仔細思考了一番後,陸楠不顧時間已經很晚,翻身而起,叫外面值夜班的傳令官去找洛雷托。幸好他因為宮廷牧師的身份一般都是呆在王宮教堂裡面的,很快就到了。陸楠也不囉嗦,屏退侍從後直截了當的問:「您那裡還有多少能動用的人手。」
她不信洛雷托會是個光杆司令,身邊肯定會有一些可以動用的手下。這個人的過去始終是一團迷霧,陸楠懷疑他多少跟一些地下勢力有關聯。不然就沖他描述的身份,怎麼可能活蹦亂跳的活到這麼大,還明顯接受過正規教育。再說他在教廷經營了那麼久,就沖那一天教廷使者對他畢恭畢敬的模樣,陸楠堅信他肯定用自己那副神棍嘴臉矇騙了不少無知群眾給他賣命。

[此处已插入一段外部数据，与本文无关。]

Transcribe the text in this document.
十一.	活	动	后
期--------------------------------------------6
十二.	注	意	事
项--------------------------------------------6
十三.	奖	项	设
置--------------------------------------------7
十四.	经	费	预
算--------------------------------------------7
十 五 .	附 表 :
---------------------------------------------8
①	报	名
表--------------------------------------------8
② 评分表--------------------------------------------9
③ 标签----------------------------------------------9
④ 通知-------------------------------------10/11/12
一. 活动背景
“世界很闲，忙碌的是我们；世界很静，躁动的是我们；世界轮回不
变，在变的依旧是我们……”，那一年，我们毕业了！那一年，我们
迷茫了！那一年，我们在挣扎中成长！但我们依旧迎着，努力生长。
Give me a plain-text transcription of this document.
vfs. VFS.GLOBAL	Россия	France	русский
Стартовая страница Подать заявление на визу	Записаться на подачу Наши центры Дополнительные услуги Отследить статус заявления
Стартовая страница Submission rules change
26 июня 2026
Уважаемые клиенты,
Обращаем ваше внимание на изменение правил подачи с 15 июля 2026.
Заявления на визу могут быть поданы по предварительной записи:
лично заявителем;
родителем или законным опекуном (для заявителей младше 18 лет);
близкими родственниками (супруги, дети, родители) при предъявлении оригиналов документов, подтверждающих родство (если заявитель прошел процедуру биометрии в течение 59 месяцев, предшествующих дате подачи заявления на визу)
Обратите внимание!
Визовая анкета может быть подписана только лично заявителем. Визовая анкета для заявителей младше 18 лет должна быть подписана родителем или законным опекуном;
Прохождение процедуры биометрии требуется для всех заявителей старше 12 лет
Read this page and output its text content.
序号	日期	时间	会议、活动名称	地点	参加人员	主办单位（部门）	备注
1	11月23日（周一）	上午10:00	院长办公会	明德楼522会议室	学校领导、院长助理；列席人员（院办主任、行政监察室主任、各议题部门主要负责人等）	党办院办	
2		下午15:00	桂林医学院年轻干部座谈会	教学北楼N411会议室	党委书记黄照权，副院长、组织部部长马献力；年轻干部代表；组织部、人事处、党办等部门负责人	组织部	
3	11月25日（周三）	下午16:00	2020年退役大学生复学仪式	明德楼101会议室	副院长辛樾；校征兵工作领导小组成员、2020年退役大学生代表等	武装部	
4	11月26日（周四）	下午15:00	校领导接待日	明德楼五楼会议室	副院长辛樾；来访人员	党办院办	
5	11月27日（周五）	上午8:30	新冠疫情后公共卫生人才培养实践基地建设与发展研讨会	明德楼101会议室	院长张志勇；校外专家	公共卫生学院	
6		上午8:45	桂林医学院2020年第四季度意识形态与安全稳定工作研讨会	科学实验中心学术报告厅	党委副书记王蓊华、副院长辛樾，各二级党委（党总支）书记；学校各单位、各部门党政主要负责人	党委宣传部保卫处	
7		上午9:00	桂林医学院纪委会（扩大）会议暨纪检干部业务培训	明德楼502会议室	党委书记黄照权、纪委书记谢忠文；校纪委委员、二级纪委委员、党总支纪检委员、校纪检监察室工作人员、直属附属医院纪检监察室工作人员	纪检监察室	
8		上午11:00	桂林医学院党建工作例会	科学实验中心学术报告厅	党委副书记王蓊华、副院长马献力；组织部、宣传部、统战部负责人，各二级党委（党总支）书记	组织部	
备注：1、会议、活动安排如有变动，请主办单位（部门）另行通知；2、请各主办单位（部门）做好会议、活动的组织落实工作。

主教愣了一下,然而他果然和陸楠想的一樣,是個聰明而且識時務的人,不動聲色的說:「沒有多少,不過只要不是想發動一場戰爭,足夠您使喚了。」
「很好,明天下午您暗中帶著足夠的人跟著我的馬車,不管看到了什麼都別多嘴。如果我全程平安無事,那麼皆大歡喜。如果見我進到某棟建築超過一個小時還沒出來,就帶著人直接衝進去。必要時刻還可以通過這個找來足夠的衛隊。」
陸楠說著就交給他一個刻著自己印章的戒指,鑑於目前他們還不流行玩虎符尚方寶劍這一套,只能用這個來證明身份了。不過鑑於帝國的法律還是很嚴酷的,應該沒人敢隨便冒用王室的紋章,更不用說戒指上巨大無比的紅寶石。
主教深深的看了她一眼,嘴角露出一絲意味深長的微笑,但他卻什麼都沒說,默默的鞠了個躬表示服從。
「您可以把這個理解為一次考驗,只要通過了,一切好說。我想您的最終目的也不是窩在教堂里當個宮廷牧師吧。」
陸楠語含警告,主教貌似溫順的點點頭。